Electron ground state $g$ factor in embedded InGaAs quantum dots: An atomistic study

TL;DR

This study uses atomistic pseudopotential calculations to analyze the electron ground state g tensor in InGaAs quantum dots, revealing universal behavior and implications for spintronic applications.

Contribution

It extends the understanding of g-factor behavior in alloy quantum dots with various shapes and confinement, confirming universality across different parameters.

Findings

g tensor components are consistent across anisotropic shapes

g-factor curves coalesce into a universal curve when plotted against gap energy

InGaAs QDs near 1.13 eV are least affected by magnetic fields

Abstract

We present atomistic computations within an empirical pseudopotential framework for the electron $s$-shell ground state $g$ tensor of InGaAs quantum dots (QDs) embedded to host matrices that grant electronic confinement. A large structural set consisting of geometry, size, and molar fraction variations is worked out which also includes a few representative uniform strain cases. The tensor components are observed to display insignificant discrepancies even for the highly anisotropic shapes.
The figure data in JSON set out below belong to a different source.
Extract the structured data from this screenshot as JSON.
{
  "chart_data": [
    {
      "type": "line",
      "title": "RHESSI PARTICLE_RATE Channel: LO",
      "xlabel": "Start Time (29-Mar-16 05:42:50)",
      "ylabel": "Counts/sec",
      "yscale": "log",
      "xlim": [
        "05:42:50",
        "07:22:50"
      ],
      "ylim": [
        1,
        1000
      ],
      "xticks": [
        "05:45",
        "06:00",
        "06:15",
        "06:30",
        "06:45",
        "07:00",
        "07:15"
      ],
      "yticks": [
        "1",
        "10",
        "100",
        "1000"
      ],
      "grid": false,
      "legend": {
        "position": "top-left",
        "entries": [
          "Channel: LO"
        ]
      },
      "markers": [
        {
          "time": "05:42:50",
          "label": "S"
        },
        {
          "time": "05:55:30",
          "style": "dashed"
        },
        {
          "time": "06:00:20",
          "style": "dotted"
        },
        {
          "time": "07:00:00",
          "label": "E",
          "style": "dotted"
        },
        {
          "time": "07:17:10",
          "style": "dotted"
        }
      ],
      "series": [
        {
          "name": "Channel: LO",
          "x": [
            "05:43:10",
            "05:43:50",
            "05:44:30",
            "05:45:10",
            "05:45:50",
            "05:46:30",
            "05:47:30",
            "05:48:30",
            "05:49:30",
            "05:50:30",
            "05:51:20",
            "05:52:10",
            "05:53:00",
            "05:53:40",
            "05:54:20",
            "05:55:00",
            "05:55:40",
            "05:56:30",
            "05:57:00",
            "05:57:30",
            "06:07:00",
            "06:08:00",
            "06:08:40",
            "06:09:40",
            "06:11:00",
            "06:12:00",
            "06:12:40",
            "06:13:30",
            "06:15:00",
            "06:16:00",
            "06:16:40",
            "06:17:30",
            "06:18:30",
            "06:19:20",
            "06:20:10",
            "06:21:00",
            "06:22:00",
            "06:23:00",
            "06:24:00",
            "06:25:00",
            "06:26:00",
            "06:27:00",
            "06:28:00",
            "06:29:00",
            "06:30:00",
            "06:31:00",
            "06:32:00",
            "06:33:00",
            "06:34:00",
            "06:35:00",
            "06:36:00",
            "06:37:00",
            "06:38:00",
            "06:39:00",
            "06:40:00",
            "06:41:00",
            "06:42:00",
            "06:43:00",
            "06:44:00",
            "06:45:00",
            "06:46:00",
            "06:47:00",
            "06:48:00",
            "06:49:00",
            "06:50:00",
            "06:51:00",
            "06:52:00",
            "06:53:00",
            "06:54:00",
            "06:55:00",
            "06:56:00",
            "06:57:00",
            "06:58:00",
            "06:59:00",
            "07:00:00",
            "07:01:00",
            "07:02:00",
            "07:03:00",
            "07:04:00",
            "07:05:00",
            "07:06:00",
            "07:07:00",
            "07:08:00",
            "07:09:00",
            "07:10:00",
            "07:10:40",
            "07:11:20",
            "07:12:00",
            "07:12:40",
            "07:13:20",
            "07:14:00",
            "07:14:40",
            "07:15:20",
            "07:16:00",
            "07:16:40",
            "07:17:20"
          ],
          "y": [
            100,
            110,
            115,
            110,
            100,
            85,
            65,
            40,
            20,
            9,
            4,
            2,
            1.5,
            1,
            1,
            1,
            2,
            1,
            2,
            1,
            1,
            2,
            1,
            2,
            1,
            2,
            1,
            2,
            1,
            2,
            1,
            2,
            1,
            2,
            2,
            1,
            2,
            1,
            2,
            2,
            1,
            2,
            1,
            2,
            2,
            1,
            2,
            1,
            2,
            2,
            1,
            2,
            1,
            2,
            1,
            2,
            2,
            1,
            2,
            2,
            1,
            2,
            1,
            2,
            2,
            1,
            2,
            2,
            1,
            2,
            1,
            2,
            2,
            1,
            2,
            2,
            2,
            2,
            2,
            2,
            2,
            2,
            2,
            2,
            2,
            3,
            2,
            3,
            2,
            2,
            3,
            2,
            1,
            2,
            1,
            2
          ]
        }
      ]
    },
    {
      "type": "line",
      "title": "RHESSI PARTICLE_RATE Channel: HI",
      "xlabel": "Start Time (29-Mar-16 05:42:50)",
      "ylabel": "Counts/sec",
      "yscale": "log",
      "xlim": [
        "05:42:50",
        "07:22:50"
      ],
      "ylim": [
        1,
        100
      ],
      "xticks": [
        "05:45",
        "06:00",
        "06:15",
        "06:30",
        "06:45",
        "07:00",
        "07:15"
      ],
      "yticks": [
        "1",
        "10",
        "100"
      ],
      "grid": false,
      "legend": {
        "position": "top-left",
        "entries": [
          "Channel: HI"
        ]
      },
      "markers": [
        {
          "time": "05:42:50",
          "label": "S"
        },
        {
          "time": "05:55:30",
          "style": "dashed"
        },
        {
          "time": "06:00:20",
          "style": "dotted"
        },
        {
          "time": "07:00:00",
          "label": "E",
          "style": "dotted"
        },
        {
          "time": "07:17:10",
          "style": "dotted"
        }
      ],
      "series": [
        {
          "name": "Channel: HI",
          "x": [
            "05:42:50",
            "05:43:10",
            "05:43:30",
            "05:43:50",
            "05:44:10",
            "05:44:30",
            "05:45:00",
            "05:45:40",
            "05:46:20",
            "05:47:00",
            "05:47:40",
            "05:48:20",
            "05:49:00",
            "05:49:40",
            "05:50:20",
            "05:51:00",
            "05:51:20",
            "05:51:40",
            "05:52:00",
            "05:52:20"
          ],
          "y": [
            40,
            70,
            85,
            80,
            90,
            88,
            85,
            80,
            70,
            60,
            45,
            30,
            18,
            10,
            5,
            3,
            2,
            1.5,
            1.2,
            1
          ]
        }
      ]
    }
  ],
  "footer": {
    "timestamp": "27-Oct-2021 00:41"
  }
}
The family of $g$-factor curves associated with these parameter combinations coalesces to a single universal one when plotted as a function of the gap energy, thus confirming a recent assertion reached under much restrictive conditions. Our work extends its validity to alloy QDs with various shapes and finite confinement that allows for penetration to the host matrix, placing it on a more realistic basis. Accordingly, the electrons in InGaAs QDs having $s$-shell transition energies close to 1.13 eV will be least susceptible to magnetic field. We also show that low indium concentration offer limited $g$-factor tunability under shape or confinement variations. These findings can be taken into consideration in the fabrication and the use of InGaAs QDs with $g$-near-zero or other targeted $g$ values for spintronic or electron spin resonance-based direct quantum logic applications.